Она об этом часто спрашивает. И я отвечаю:
– Потому что у меня нет мужа, а для того, чтоб завести ребенка, нужен муж.
Она задает этот вопрос отчасти потому, что хочет, чтобы у меня родился еще один ребенок, а отчасти – потому, что хочет лишний раз спросить меня о роли Майкла в нашей жизни. Потом она интересуется:
– А Майкл здесь?
– Да, здесь, он еще спит, – говорю я твердо.

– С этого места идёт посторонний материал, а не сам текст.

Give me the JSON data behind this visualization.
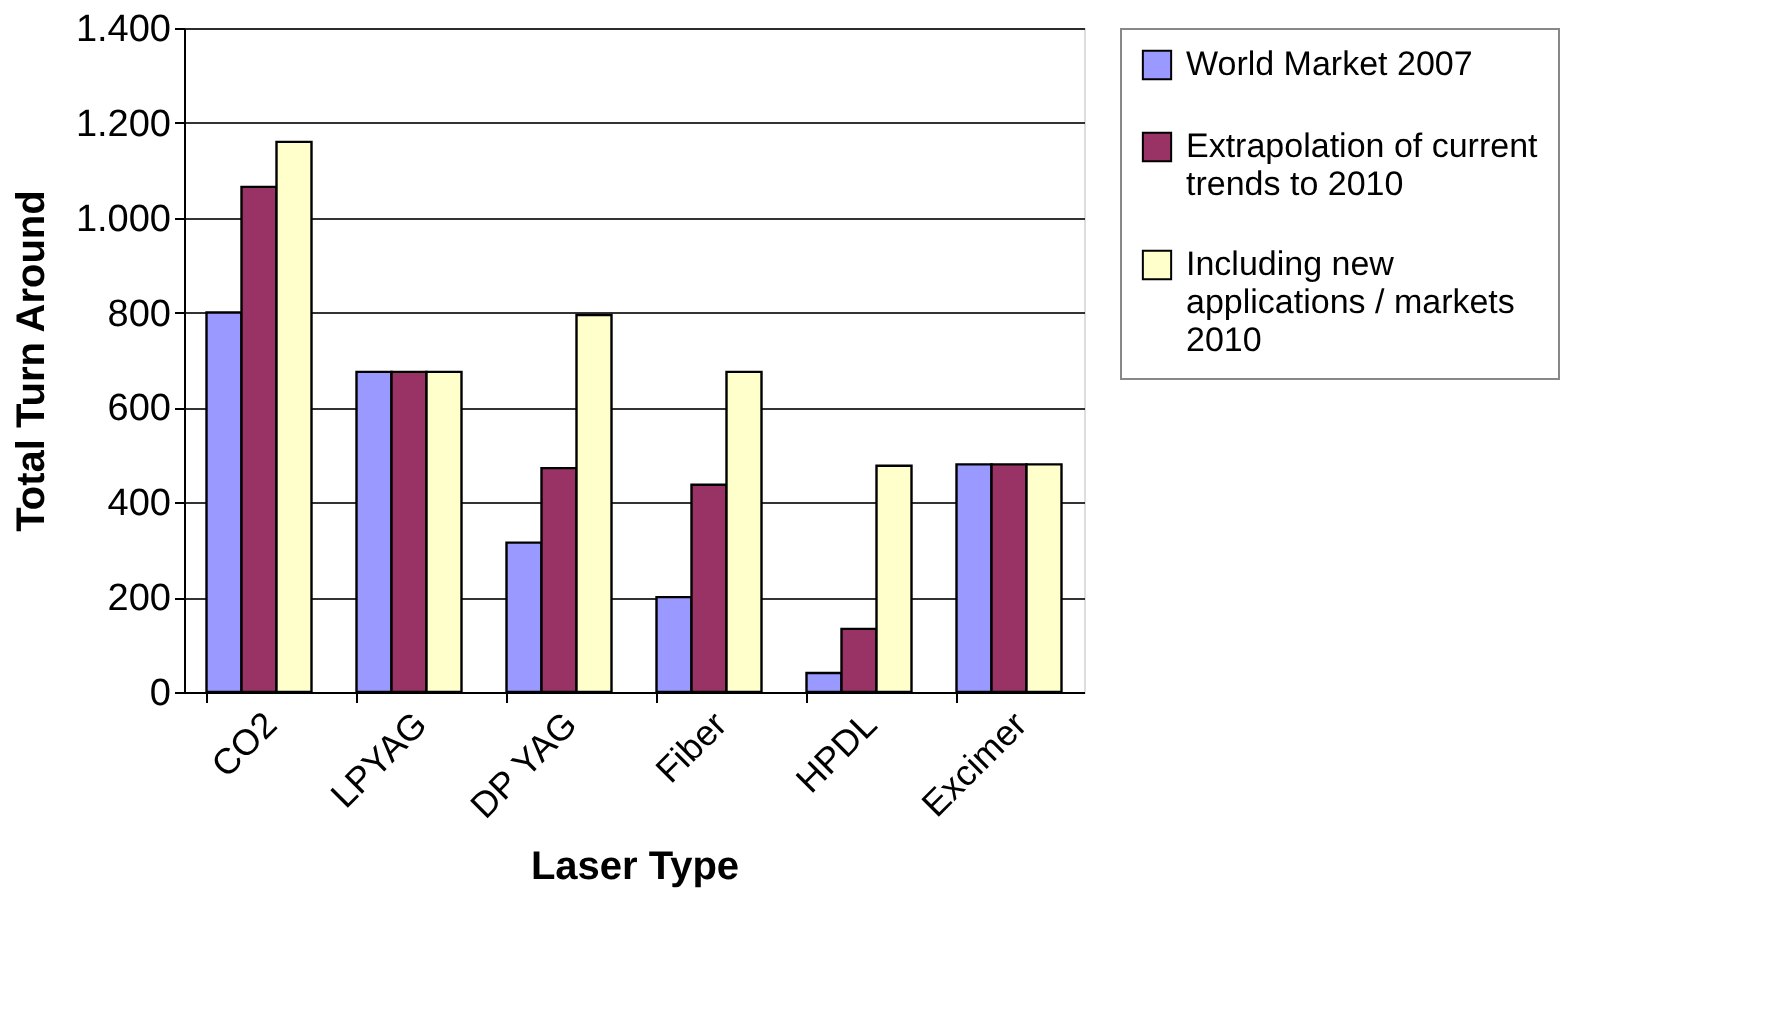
{
  "chart_data": {
    "type": "bar",
    "xlabel": "Laser Type",
    "ylabel": "Total Turn Around",
    "categories": [
      "CO2",
      "LPYAG",
      "DP YAG",
      "Fiber",
      "HPDL",
      "Excimer"
    ],
    "series": [
      {
        "name": "World Market 2007",
        "color": "#9999ff",
        "values": [
          800,
          675,
          315,
          200,
          40,
          480
        ]
      },
      {
        "name": "Extrapolation of current trends to 2010",
        "color": "#993366",
        "values": [
          1065,
          675,
          472,
          437,
          133,
          480
        ]
      },
      {
        "name": "Including new applications / markets 2010",
        "color": "#ffffcc",
        "values": [
          1160,
          675,
          795,
          675,
          477,
          480
        ]
      }
    ],
    "ylim": [
      0,
      1400
    ],
    "yticks": [
      0,
      200,
      400,
      600,
      800,
      {
        "value": 1000,
        "label": "1.000"
      },
      {
        "value": 1200,
        "label": "1.200"
      },
      {
        "value": 1400,
        "label": "1.400"
      }
    ],
    "grid": "y",
    "legend": "right"
  }
}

Твердость моего тона убеждает Дженет в том, что все в порядке, и она спокойно завершает завтрак. Комната уже прогрелась, она встает, и в своей белой пижамке кажется мне совсем хрупкой и очень уязвимой. Она обеими руками обнимает меня за шею, начинает раскачиваться взад и вперед и напевает колыбельную. Я тоже ее качаю, я ей пою – баюкаю ее, она становится младенцем, засыпающим там у соседей, ребенком, которого я не рожу. Потом, резко, она меня отпускает, и я упруго распрямляюсь, как дерево, которое пригнули до земли, а потом вдруг отпустили. Дженет одевается, что-то напевая вполголоса, все еще сонная, все еще тихая, спокойная. Я думаю о том, что эта безмятежность пребудет с ней еще на годы, пока она не станет жить под гнетом, когда придется начать думать так: через полчаса мне надо почистить картошку, об этом нельзя забыть, потом мне надо составить список, что купить у бакалейщика, а потом мне надо еще сменить воротничок на платье, только б не забыть, а потом… Мне очень хочется защитить ее от гнета, от давления, как-то все это отложить, отсрочить; потом я говорю себе, что не должна пытаться ее от этого закрыть, и эта моя потребность означает лишь то, что Анна хочет защитить Анну, саму себя. Дженет одевается медленно, что-то тихонько напевая, бормоча; ее движения ленивы и беспорядочны, как у пчелы на солнцепеке. Она надевает красную короткую юбку в складку, темно-синий свитер и длинные темно-синие чулки. Маленькая хорошенькая девочка. Дженет. Анна. Соседский ребенок спит; от него исходит блаженное молчание. Все спят, кроме меня и Дженет. Чувство особой близости, интимной исключительности – чувство, которое ко мне пришло, когда Дженет родилась, когда она и я нередко вдвоем бодрствовали в те часы, когда весь город вокруг нас спал. Это чувство теплой, ленивой, интимной радости. Дженет мне кажется настолько хрупкой, что я хочу к ней потянуться, закрыть ее руками, уберечь от шага неверного или от неосторожного движения; и в то же время настолько сильной, что эта сила делает ее бессмертной. Я чувствую то, что чувствовала ночью рядом с Майклом, – триумф, мне хочется смеяться: это прекрасное и удивительное, бессмертное человеческое существо живет, вот, оно здесь, вопреки тяжелому грузу смерти.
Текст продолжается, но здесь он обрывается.